The decision is the latest legal move in the months-long saga of the Fulton County case alleging the former president and his allies attempted to subvert the Georgia 2020 presidential election. Since January, the case has been plagued with allegations of prosecutorial misconduct, revelations of a secret affair between Fulton County District Attorney Fani Willis and former special prosecutor Nathan Wade, and a fiery televised evidentiary hearing.
The Wednesday ruling pauses the criminal case while the appeals court considers Trump and his co-defendants’ bid to disqualify Willis from the racketeering case. Tentative arguments on the appeal will be heard in October before Judges Trenton Brown, Benjamin Land, and Todd Markle. There is no set trial date for the criminal case.

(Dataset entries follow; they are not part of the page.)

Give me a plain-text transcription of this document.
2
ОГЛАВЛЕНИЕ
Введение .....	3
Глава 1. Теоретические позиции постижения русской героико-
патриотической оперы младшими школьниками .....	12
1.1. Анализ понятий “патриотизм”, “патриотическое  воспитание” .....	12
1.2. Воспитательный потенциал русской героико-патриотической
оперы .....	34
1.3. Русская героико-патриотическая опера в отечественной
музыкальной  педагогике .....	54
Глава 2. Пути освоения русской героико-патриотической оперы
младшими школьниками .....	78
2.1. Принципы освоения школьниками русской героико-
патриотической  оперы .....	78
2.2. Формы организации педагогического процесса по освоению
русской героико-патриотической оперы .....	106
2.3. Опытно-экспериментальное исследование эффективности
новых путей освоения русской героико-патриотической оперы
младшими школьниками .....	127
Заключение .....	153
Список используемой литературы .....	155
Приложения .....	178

“The Georgia Court of Appeals has properly stayed all proceedings against President Trump in the trial court pending its decision on our interlocutory appeal which argues the case should be dismissed and Fulton County DA Willis should be disqualified for her misconduct,” Trump’s Georgia attorney, Steve Sadow, told The Daily Beast.
The 51-page appeal seeks to overturn a March 15 decision from Judge Scott McAfee that allowed Willis to remain on the case if Wade stepped aside. McAfee said that while the relationship had the “significant appearance of impropriety,” there was no “actual conflict of interest.”
At the February evidentiary hearing, both confirmed they had been in a relationship from early 2022 until last summer, but they denied Willis politically or financially benefited from it.
“DA Willis has covered herself and her office in scandal and disrepute, as she has squandered her credibility and repeatedly and flagrantly violated the heightened ethical standards demanded of her position,” the appeal says. “The trial court’s decision not to disqualify DA Willis under these circumstances is a structural error, a violation of Defendants’ due process rights, and seriously denigrates the public’s confidence in the integrity of the criminal justice system.”